A Year in Review: Top Unified Communications Highlights of 2015
2015 was an exciting year for the unified communications industry. Over the course of the year, new trends have emerged and old technologies have been redesigned. These news highlights are quickly developing into long-term trends, so pay attention to them as the upcoming year unfolds.
Cloud-Based UC’s Rise to the Top
Everywhere you look now, UC platforms are offering cloud-based software packages. Companies want to be connected 24/7, and that means they need connectivity no matter where they are. For companies offering UC services, this means updated mobile clients and an expanded list of products.
ShoreTel’s Connect client, offering UC communications from the cloud and onsite is one notable example of this. Other examples have come from unlikely players such as Google, as well as mobile carriers like Verizon and AT&T.
UC As a Service Demand Skyrockets
This year it was all about the UCaaS market. According to Nemertes Research, in 2014, over 60% of companies had already begun adopting cloud-based UC services. By 2015, the overwhelming majority of businesses were demanding custom software suites. UC responded by offering both fully hosted platforms and custom-built, on-premise deployments, as well as hybrid options for companies not ready to fully commit to the cloud.
Market For “Social Software in the Workplace” Expands
Another trend that has continued on throughout this year is the rise in demand of social software.

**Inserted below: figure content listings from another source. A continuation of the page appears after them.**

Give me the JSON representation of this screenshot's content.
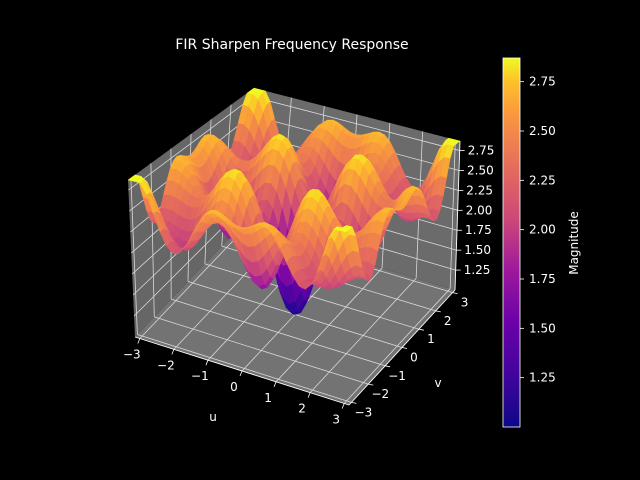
{
  "chart_data": {
    "type": "surface3d",
    "title": "FIR Sharpen Frequency Response",
    "xlabel": "u",
    "ylabel": "v",
    "colorbar_label": "Magnitude",
    "colormap": "plasma",
    "background": "#000000",
    "pane_color": "#737373",
    "grid": true,
    "xlim": [
      -3.14159,
      3.14159
    ],
    "ylim": [
      -3.14159,
      3.14159
    ],
    "zlim": [
      1.0,
      2.87
    ],
    "x_ticks": [
      -3,
      -2,
      -1,
      0,
      1,
      2,
      3
    ],
    "y_ticks": [
      -3,
      -2,
      -1,
      0,
      1,
      2,
      3
    ],
    "z_ticks": [
      1.25,
      1.5,
      1.75,
      2.0,
      2.25,
      2.5,
      2.75
    ],
    "x_tick_labels": [
      "−3",
      "−2",
      "−1",
      "0",
      "1",
      "2",
      "3"
    ],
    "y_tick_labels": [
      "−3",
      "−2",
      "−1",
      "0",
      "1",
      "2",
      "3"
    ],
    "z_tick_labels": [
      "1.25",
      "1.50",
      "1.75",
      "2.00",
      "2.25",
      "2.50",
      "2.75"
    ],
    "colorbar_ticks": [
      1.25,
      1.5,
      1.75,
      2.0,
      2.25,
      2.5,
      2.75
    ],
    "colorbar_tick_labels": [
      "1.25",
      "1.50",
      "1.75",
      "2.00",
      "2.25",
      "2.50",
      "2.75"
    ],
    "colorbar_range": [
      1.0,
      2.87
    ],
    "surface_samples": [
      {
        "u": 0,
        "v": 0,
        "magnitude": 1.0
      },
      {
        "u": 1.6,
        "v": 0,
        "magnitude": 2.87
      },
      {
        "u": 0,
        "v": 1.6,
        "magnitude": 2.87
      },
      {
        "u": 1.6,
        "v": 1.6,
        "magnitude": 2.2
      },
      {
        "u": 3.14,
        "v": 3.14,
        "magnitude": 2.15
      },
      {
        "u": 3.14,
        "v": 0,
        "magnitude": 2.2
      }
    ]
  }
}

It shows no signs of slowing down, either, which means it will be something to continue watching through 2016. While industry leaders like Microsoft and IBM already have well-established products like Yammer, SharePoint and IBM Connections, other UCaaS providers like Cisco, Unify and even Google are continuing to vie for leadership in the newly-emerging social sphere of UC.
Cisco Transforms Project Square Into Spark
This is perhaps one of the biggest news stories of 2015. The networking behemoth is redesigning its Project Square app into something more groundbreaking. Spark began as a bare-bones, text-messaging service, but the company has major plans for this little app.
Ross Daniels, senior director of collaboration marketing, said, “When we launched Project Square, we said, ‘We’re showing you an app, but what we’re building is a platform.'”
While Spark will retain its text-messaging capabilities, by 2016 it will also have complete voice call support as well as the capability to host and attend video conferences. The real value of Spark lies in its seamless integration with existing on-premise Cisco software, making it the hottest thing to watch for the upcoming year.